StorageClass name: smb, share: /SHARE, subDir: ${pvc.metadata.namespace}/${pvc.metadata.name}
StorageClass name: nfs, share: /SHARE, subDir: ${pvc.metadata.namespace}/${pvc.metadata.name}
PVC name: deployment1-nfs-data, storageClassName: nfs, namespace: test
PVC name: deployment1-nfs-shared, storageClassName: nfs, namespace: test
PVC name: deployment1-smb-data, storageClassName: smb, namespace: test
Deployment name: deployment1, namespace: test, volumes:
 - claimName: deployment1-nfs-data, mountPath: /data1
 - claimName: deployment1-nfs-shared, mountPath: /shared
 - claimName: deployment1-smb-data, mountPath: /data2

That would create for example on nfs following: /SHARE/test/deployment1-nfs-data, /SHARE/test/deployment1-nfs-shared where I would like to be able to create just: /SHARE/test/data, /SHARE/test/shared

Describe the solution you'd like in detail I suppose easiest would be to allow use of annotation for templating, like ${pvc.metadata.annotations[annotation_name]} or similar (similar as external-provisioner can reference secrets via pvc I guess?).

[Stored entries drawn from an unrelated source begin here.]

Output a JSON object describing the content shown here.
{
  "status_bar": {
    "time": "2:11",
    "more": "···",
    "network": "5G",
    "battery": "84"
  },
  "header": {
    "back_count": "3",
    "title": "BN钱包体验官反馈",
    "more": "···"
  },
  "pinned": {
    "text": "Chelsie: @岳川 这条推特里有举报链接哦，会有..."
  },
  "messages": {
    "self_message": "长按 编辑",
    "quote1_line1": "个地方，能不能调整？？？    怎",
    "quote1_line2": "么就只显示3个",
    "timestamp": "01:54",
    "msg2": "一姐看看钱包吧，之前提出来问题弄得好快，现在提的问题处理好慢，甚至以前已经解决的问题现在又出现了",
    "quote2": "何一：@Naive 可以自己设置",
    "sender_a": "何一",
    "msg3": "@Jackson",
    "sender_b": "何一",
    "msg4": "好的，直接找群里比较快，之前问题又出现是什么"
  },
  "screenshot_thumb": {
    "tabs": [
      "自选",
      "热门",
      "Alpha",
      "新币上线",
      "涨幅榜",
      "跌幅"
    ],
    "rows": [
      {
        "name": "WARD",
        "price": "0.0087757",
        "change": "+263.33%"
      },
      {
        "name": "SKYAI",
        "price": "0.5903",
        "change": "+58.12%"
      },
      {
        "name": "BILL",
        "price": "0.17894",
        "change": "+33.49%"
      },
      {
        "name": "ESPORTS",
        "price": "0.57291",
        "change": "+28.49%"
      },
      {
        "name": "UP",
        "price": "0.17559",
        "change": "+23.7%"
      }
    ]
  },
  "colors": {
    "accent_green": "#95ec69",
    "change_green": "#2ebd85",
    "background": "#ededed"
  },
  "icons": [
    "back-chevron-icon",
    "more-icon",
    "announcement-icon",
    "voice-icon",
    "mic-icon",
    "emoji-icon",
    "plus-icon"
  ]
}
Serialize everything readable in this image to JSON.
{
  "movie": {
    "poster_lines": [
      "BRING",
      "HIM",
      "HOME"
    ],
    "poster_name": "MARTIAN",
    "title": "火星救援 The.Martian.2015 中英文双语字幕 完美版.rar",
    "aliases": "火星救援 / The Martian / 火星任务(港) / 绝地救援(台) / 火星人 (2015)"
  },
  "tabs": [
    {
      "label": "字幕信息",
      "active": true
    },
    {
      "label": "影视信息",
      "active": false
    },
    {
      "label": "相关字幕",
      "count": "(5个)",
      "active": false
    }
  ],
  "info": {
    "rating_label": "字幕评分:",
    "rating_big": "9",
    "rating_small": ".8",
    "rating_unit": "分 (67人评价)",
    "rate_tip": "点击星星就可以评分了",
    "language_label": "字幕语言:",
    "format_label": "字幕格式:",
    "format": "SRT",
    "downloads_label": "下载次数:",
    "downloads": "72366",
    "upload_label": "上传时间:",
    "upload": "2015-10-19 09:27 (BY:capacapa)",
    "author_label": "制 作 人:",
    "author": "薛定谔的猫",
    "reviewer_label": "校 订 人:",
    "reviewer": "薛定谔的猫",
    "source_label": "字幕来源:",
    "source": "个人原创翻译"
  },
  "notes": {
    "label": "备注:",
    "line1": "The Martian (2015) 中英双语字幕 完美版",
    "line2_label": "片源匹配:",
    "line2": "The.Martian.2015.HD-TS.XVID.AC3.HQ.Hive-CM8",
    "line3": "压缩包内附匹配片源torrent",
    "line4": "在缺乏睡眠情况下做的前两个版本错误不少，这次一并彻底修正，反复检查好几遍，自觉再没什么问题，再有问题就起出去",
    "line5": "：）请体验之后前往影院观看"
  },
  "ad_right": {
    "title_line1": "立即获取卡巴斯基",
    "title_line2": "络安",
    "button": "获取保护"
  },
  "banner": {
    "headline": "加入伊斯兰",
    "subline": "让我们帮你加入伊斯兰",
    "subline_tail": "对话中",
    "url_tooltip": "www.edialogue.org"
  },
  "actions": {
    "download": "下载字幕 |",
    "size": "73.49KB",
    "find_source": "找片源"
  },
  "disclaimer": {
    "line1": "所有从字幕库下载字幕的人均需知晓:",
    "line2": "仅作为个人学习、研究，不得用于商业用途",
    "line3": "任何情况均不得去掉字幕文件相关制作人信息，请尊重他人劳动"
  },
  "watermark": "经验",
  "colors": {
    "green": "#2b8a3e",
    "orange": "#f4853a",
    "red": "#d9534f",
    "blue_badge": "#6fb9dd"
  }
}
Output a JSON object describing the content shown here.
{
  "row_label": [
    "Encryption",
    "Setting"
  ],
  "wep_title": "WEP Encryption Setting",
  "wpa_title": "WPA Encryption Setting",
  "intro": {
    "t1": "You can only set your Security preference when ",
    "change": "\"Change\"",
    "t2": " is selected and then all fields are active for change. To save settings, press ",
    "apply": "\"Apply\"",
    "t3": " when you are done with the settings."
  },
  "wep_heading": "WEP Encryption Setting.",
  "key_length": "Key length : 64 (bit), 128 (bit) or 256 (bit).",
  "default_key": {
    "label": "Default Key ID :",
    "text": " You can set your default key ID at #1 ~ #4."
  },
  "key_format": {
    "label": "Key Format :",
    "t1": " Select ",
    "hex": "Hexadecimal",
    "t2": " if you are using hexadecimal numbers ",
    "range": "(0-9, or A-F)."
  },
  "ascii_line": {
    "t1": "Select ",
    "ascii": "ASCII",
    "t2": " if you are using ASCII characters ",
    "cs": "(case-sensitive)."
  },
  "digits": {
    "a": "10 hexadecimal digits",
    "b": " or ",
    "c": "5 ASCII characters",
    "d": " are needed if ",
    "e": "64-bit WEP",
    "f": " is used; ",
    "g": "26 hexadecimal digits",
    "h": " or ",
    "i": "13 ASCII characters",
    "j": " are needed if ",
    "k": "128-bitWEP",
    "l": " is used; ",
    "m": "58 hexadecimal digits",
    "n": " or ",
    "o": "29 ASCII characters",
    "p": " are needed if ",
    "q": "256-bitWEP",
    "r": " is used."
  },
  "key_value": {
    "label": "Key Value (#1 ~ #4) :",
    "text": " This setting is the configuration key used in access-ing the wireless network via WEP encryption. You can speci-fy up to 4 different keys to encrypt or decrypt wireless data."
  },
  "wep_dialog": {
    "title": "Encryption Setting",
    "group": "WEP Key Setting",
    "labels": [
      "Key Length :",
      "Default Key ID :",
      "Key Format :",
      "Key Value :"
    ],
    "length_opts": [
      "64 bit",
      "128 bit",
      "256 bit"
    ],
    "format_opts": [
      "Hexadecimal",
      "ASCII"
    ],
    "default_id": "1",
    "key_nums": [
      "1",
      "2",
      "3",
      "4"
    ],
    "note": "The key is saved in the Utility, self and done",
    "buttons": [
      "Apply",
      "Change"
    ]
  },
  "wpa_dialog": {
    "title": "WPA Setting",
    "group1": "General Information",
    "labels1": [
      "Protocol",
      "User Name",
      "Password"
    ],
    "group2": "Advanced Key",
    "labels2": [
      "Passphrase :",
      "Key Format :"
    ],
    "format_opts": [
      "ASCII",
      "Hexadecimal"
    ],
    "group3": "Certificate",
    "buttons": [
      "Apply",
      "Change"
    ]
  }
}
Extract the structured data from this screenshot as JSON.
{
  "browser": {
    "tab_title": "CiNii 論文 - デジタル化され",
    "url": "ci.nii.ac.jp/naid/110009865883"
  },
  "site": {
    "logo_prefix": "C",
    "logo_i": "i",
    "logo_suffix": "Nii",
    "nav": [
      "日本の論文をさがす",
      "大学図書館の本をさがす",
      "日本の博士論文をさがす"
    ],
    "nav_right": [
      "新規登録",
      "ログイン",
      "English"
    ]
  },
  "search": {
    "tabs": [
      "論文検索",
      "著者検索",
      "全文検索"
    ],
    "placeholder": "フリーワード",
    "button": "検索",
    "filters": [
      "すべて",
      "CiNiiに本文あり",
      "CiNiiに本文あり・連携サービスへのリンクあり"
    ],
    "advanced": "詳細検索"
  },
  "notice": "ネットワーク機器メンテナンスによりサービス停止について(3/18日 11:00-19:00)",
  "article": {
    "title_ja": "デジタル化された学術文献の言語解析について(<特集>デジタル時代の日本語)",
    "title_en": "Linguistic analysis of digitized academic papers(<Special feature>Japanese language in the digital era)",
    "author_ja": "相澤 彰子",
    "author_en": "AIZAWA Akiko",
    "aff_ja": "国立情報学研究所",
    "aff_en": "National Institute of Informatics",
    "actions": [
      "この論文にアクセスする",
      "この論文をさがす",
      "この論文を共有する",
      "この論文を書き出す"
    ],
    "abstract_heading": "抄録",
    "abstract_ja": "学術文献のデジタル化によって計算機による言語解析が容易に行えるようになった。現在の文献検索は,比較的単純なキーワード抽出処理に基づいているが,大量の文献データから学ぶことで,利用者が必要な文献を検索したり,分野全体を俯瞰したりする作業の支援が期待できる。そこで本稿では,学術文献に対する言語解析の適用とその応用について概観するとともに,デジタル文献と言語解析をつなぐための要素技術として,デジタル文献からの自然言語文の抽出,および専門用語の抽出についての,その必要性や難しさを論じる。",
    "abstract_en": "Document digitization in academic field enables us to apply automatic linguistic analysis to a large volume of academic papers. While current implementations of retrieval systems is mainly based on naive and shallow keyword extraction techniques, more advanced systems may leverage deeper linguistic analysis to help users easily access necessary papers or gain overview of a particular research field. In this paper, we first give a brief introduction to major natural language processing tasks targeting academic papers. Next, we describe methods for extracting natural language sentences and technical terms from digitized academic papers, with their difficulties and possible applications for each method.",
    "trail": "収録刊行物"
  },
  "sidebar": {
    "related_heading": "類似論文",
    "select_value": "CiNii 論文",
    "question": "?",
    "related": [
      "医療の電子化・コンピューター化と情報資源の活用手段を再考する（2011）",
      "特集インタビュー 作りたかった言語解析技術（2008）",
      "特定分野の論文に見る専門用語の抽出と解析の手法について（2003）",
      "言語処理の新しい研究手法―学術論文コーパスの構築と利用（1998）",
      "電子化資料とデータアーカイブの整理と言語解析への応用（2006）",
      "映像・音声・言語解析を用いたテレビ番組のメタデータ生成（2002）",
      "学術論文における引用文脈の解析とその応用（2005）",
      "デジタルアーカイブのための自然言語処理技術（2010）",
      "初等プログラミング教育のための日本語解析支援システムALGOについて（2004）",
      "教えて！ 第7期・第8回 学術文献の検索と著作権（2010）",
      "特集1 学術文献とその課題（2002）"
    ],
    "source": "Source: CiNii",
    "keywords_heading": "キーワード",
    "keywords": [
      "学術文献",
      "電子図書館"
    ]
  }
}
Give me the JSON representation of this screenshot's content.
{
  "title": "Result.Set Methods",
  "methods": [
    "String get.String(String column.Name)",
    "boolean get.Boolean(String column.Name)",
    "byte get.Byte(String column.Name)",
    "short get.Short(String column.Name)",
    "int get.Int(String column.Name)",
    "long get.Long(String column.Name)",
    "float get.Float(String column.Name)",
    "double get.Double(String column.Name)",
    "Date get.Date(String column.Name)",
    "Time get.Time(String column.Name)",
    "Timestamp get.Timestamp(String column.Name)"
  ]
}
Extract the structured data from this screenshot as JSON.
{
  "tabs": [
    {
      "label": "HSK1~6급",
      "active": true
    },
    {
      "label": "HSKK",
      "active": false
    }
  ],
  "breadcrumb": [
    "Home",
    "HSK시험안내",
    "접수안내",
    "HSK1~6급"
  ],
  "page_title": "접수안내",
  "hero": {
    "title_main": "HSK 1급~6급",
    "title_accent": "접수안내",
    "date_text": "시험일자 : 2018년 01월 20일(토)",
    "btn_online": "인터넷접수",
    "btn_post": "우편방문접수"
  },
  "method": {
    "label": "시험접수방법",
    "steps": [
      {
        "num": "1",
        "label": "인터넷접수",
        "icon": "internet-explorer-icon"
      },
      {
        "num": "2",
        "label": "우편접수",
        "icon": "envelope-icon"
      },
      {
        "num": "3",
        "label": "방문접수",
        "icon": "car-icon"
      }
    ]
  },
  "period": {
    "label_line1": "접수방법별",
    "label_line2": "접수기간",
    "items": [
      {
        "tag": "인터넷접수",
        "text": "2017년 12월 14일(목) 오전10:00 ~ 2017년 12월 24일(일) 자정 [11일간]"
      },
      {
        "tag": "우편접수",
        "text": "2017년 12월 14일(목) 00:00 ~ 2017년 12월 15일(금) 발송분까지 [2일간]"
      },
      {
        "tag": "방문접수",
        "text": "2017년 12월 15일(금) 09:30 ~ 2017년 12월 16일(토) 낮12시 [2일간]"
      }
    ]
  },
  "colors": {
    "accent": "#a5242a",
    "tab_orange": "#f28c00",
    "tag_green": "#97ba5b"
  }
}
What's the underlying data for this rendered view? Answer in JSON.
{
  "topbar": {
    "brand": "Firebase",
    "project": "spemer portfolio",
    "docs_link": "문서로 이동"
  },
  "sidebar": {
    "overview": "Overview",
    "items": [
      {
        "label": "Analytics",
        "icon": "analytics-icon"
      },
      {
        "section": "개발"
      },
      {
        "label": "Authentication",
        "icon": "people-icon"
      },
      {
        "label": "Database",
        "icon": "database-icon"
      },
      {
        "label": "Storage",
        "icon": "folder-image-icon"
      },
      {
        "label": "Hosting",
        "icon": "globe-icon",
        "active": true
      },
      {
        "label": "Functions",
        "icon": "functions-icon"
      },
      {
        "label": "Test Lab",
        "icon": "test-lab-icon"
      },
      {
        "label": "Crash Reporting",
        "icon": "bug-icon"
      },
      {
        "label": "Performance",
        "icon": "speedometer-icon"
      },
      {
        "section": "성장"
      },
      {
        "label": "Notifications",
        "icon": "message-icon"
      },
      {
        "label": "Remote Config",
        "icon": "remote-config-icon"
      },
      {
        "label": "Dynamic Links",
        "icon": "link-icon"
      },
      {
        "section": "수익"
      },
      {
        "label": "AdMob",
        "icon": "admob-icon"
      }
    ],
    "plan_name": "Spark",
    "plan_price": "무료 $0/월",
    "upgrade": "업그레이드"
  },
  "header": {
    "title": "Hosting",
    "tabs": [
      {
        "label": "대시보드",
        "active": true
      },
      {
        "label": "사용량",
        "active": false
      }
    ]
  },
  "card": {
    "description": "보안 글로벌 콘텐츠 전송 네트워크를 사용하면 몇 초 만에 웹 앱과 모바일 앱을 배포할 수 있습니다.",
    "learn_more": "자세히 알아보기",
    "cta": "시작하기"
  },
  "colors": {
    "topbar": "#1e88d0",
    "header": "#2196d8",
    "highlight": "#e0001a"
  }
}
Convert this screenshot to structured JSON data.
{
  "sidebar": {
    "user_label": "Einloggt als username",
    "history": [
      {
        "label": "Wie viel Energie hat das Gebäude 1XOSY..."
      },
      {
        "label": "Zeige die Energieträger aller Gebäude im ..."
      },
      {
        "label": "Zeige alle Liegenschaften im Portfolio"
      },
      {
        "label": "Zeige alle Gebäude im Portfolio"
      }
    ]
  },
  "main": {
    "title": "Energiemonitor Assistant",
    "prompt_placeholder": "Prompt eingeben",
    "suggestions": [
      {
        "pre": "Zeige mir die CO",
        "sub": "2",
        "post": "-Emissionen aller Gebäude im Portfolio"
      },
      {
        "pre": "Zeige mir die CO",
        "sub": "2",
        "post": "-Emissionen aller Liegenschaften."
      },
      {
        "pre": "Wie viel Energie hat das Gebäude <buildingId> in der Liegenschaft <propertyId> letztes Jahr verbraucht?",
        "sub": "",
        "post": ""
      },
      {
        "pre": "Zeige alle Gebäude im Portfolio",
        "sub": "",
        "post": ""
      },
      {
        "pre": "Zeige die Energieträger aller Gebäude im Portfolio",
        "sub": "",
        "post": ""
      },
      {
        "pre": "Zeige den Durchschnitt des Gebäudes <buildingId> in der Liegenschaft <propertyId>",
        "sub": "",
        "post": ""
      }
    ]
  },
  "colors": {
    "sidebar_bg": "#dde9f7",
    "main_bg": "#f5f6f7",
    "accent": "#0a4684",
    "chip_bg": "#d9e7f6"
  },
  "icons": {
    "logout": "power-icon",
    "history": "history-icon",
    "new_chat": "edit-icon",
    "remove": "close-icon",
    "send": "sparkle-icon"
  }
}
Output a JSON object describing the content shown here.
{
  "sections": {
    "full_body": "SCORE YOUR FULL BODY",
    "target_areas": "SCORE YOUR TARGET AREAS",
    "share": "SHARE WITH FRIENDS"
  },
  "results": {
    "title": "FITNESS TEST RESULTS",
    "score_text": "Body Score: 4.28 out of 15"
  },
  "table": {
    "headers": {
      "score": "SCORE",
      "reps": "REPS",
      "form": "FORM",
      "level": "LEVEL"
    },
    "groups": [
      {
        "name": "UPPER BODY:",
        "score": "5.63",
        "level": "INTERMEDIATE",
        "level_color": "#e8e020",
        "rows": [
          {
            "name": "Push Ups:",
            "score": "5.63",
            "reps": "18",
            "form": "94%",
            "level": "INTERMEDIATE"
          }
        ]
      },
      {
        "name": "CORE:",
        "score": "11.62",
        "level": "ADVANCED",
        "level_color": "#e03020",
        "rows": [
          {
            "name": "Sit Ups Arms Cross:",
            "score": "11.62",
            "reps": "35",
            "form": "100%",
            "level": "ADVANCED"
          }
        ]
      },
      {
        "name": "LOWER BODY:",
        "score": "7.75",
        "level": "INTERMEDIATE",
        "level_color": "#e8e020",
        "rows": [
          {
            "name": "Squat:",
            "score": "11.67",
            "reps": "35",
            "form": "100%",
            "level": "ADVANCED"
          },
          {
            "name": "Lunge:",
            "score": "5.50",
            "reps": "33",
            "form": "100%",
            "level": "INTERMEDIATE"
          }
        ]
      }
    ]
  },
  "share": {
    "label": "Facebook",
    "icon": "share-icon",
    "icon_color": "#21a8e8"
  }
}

Describe alternatives you've considered I cannot name PVC shorter due to clashed between different deployments and different storage classes. Also using inline/ephemeral volumes is not possible as CSIDriver specifies that it supports only Persistent volumes. I could share some PVC between deployments, but that depends on accessMode as well, but that shaves off deployment1- from name only. Another option is using PVC name like nfs and mounting using subPath, but then PVC/PV deletion removes too much. One way I found is to use separate StorageClass for each pod with static subDir, but that is a bit of overkill/misuse I guess? Unless I am trying to use this completely wrong and there is a better way that I did not consider?

Garagoth commented 2 months ago

I have a corporate requirement to mount share that has preexisting structure, roughly /SHARE/${namespace}/${deployment.name} and I cannot find a way to satisfy that requirement using Kubernetes while retaining functionality to create that directory dynamically if it is missing.

I see that there is a LOT of discussion in this area... https://github.com/kubernetes-csi/external-provisioner/issues/86 https://github.com/kubernetes-csi/external-provisioner/pull/808 https://github.com/kubernetes-csi/csi-driver-smb/issues/428 https://github.com/kubernetes-csi/csi-driver-smb/issues/795 https://github.com/kubernetes-csi/csi-driver-smb/issues/783

And this goes from 2018 ... People argue that adding annotation support in subDir templating imposes a security risk while already existing secrets lookup poses same risk as it is possible to guess secret that has better credentials (like going from RO to RW). Misuse of StorageClass can lead to wipe of whole share as well (via Recycle/Delete, happened to me while testing), while properly configured subDir cannot grant access to different shares (just prefix it with namespace or even constant path depending on tenant)... And in the meantime there is a number of proprietary provisioners that walk around this limitation. It can be made secure or insecure, all depends on user/administrator provided configuration.

jsalatiel commented 2 months ago

Could you elaborate a bit more on "Misuse of StorageClass can lead to wipe of whole share as well (via Recycle/Delete) "?